Oregon’s nearly 203,000 food-stamp households will receive small increases in October in the amount of their benefit and in how much they can earn to qualify.
The changes, affecting more than 406,000 people, were effective Wednesday.
Households with incomes below 185 percent of the federal poverty level ($2,837 a month for a family of four) may qualify for benefits, which are based on household income, size and expenses.
For an individual, the monthly food-stamp benefit will increase by $2, from $139 to $141, if the individual has no other income or expenses. The individual also can earn up to $973 in gross income, compared with $960 before Oct. 1.
For a family of four, the food-stamp benefit increases by $6, from $465 a month to $471, if they have no other income or expenses. Gross monthly family income to qualify for food stamps rises from $1,961 or less to $1,994.
The federal government revises food-stamp payments annually to reflect changes in food, housing and other costs.

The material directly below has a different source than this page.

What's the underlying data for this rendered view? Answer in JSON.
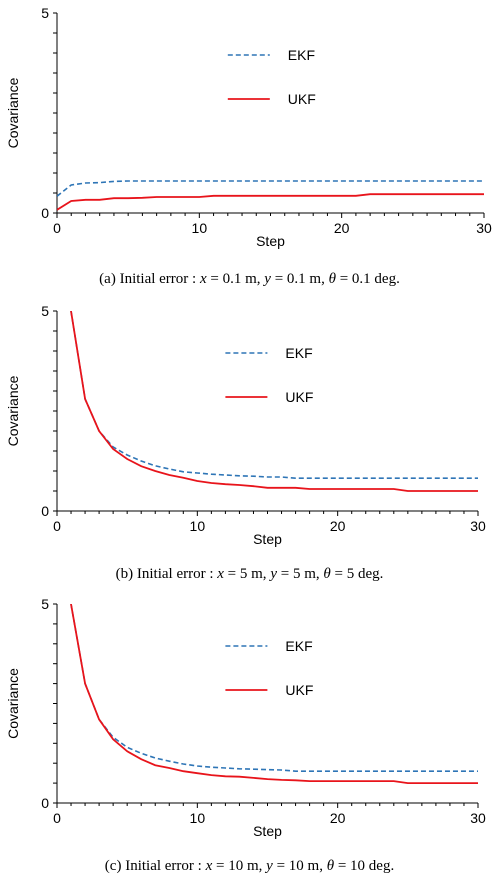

Recipients are people who are low income, elderly or disabled.
The average amount of food stamps received by an Oregon household is about $161.
Meanwhile, immigrant children under age 18 with valid immigration status now meet the citizenship requirement to receive food stamps, affecting at least 1,000 Oregon households.
As a result, an immigrant child may be able to receive food stamps regardless of when he or she immigrated and even if adults in the family are not eligible.
This change is part of the federal farm bill that President Bush signed into law in May.
The federally financed food-stamp program, intended to ensure access to a nutritious diet, is administered in Oregon by the state Department of Human Services.
The federal government finances benefits, and shares administrative expenses with the states.
Since 1998, Oregon food-stamp benefits have been delivered electronically and recipients are able to obtain funds using a credit card-like Oregon Trail card.